While Miller, the drinker in the outfit, who’d barely managed to get down more than a few sips, was unable to stop talking. It wasn’t, he thought, a matter of in vino veritas (or scotcho or vodko) so much as the fact of company. “I had this visit,” he blurted. “I think something’s up between Rey and the fierce Zouave.”
The really astonishing thing as far as Miller was concerned was that he didn’t have to explain his terms. No more than he’d had to elucidate whom he’d meant when he’d raised his glass to him. It was one thing to come on all abnegant modesty and disclaimer, boasting (as it were) his ignorance and submissive second fiddlehood, but another altogether to get up into the very face of genius. It didn’t make one humble (and wasn’t Russell, right here and right now, showing him — albeit merely by Russell being Russell, by forsaking agenda, by what he did with poor Miller’s gag drink — what it was like in actual real time to educate one’s taste, to live and to learn?), it quite made one breathless with despair. It was rather like watching synapses spark and blossom in a visible brain. It was all right, as he’d said, not to be the fastest gun in western civilization, but for only so long as no legitimate claimant to the title was around.
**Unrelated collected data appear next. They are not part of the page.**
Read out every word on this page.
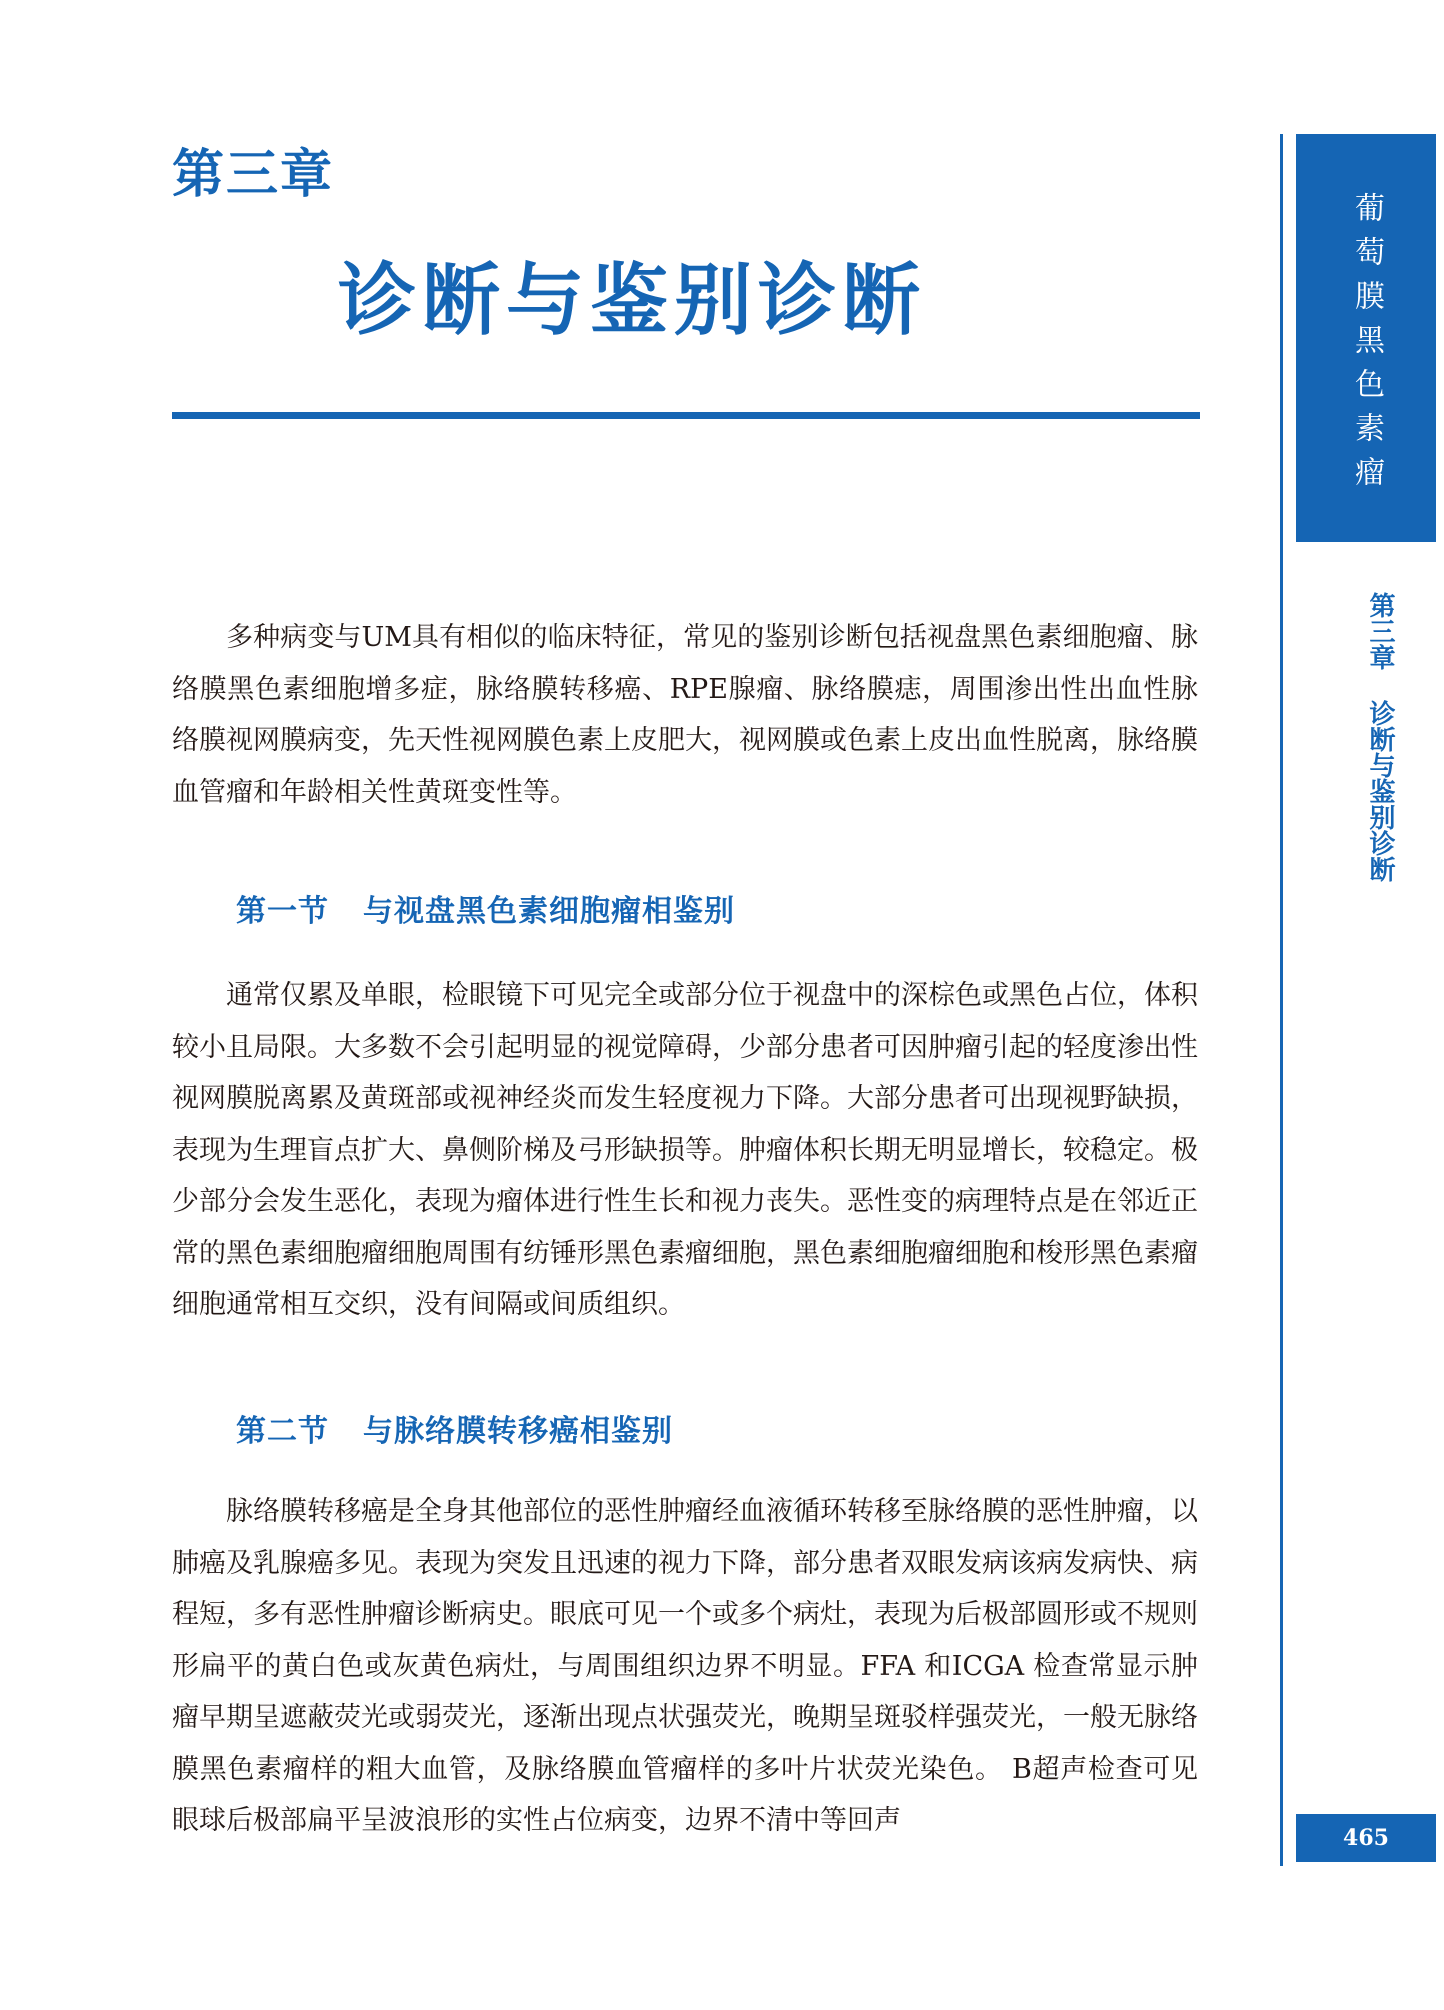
第三章
诊断与鉴别诊断	葡萄膜黑色素瘤
第三章 诊断与鉴别诊断
465

多种病变与UM具有相似的临床特征，常见的鉴别诊断包括视盘黑色素细胞瘤、脉络膜黑色素细胞增多症，脉络膜转移癌、RPE腺瘤、脉络膜痣，周围渗出性出血性脉络膜视网膜病变，先天性视网膜色素上皮肥大，视网膜或色素上皮出血性脱离，脉络膜血管瘤和年龄相关性黄斑变性等。

第一节 与视盘黑色素细胞瘤相鉴别

通常仅累及单眼，检眼镜下可见完全或部分位于视盘中的深棕色或黑色占位，体积较小且局限。大多数不会引起明显的视觉障碍，少部分患者可因肿瘤引起的轻度渗出性视网膜脱离累及黄斑部或视神经炎而发生轻度视力下降。大部分患者可出现视野缺损，表现为生理盲点扩大、鼻侧阶梯及弓形缺损等。肿瘤体积长期无明显增长，较稳定。极少部分会发生恶化，表现为瘤体进行性生长和视力丧失。恶性变的病理特点是在邻近正常的黑色素细胞瘤细胞周围有纺锤形黑色素瘤细胞，黑色素细胞瘤细胞和梭形黑色素瘤细胞通常相互交织，没有间隔或间质组织。

第二节 与脉络膜转移癌相鉴别

脉络膜转移癌是全身其他部位的恶性肿瘤经血液循环转移至脉络膜的恶性肿瘤，以肺癌及乳腺癌多见。表现为突发且迅速的视力下降，部分患者双眼发病该病发病快、病程短，多有恶性肿瘤诊断病史。眼底可见一个或多个病灶，表现为后极部圆形或不规则形扁平的黄白色或灰黄色病灶，与周围组织边界不明显。FFA 和ICGA 检查常显示肿瘤早期呈遮蔽荧光或弱荧光，逐渐出现点状强荧光，晚期呈斑驳样强荧光，一般无脉络膜黑色素瘤样的粗大血管，及脉络膜血管瘤样的多叶片状荧光染色。 B超声检查可见眼球后极部扁平呈波浪形的实性占位病变，边界不清中等回声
It was something like that, he wanted to tell Russell, that put him off about this whole Van Gogh’s-room-at-Arles thing, but, when he tried, it came out snarled, garbled, artlessly done. It came out— gossip.
“I mean,” Miller went on helplessly, “they were taking each other’s pictures, for Christ’s sake. Snap. Snap snap. Setting the goddamn thingumabob on the camera and dashing across the room so they could be together for the photograph. They’d have posed on the bed if I wasn’t here. Their forebears and great-greats sat for their fucking portraits for him! Some fierce Zouave that guy must be,” Miller said. “I bet they kicked his old ass out of the Foreign Legion!”